L'association de défense des libertés sur Internet, La Quadrature du net est elle très claire à ce sujet et ne décolère pas face aux récentes déclarations d'Emmanuel Macron, tout comme la politique prônée par l'Allemagne en matière de censure et de régulation des réseaux sociaux : "Dans la perspective des élections européennes, aucun parti politique du Parlement européen ne semble prêt à combattre la stratégie sécuritaire du gouvernement français, en lien avec l’Allemagne et d’autres États membres. Alors que ce texte semble directement inspiré par les politiques autoritaires mises en place par le gouvernement chinois pour contrôler Internet, Emmanuel Macron et Angela Merkel démontrent que leur « axe humaniste » mis en exergue dans le cadre de la campagne des européennes n’est que pure posture politicienne. Ce projet de règlement est une véritable insulte au projet démocratique européen". 

La nouvelle polémique contre Facebook vient en réalité mettre en lumière un problème bien plus vaste que des Etats démocratiques tels que l'Allemagne ou la France sont en train de fabriquer : la régulation et la censure du web sous-traitée aux géants de la Silicon Valley, eux mêmes impliqués dans ce qu'ils sont censés réguler : les fausses informations et autres infox. Mais c'est l'aspect démocratique de l'affaire qui reste bien entendu central, puisque si la Chine" régule son Web" et le censure avec ses propres critères, rien n'empêchera l'Europe de faire de même. Ce qui mènerait immanquablement à un nouveau Web, que l'association la Quadrature du net résume en un mot, le GAFAMinitel :

Dans ce dossier, la menace terroriste est instrumentalisée pour transformer le Web en GAFAMinitel, pour acter la fusion de l’État et des géants du Net, et ainsi consacrer la surveillance généralisée et la censure automatisée de nos échanges en ligne.

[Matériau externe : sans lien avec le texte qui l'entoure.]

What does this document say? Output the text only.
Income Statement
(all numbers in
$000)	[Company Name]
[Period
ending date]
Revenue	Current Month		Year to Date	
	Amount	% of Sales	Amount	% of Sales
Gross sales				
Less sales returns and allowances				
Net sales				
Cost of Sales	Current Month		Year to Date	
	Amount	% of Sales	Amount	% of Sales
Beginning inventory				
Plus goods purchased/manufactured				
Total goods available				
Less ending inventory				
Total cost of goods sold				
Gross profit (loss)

Tout ça pour quoi ? Pour lutter contre une auto-radicalisation fantasmée dont la preuve serait secret-défense (la bonne affaire !), et alors que les enquêtes sérieuses sur la question montrent que les terroristes ne se sont pas radicalisés sur InternetLe seul effet de ce texte sera de renforcer les multinationales du numérique et les dérives de l’économie de l’attention dont ils sont porteurs : la sur-diffusion de contenus anxiogènes, agressifs et caricaturaux capables de capter notre temps de cerveau disponible. L’urgence législative est de combattre ces dérives : de limiter l’économie de l’attention tout en favorisant le développement de modèles respectueux de nos libertés. C’est ce que nous proposons.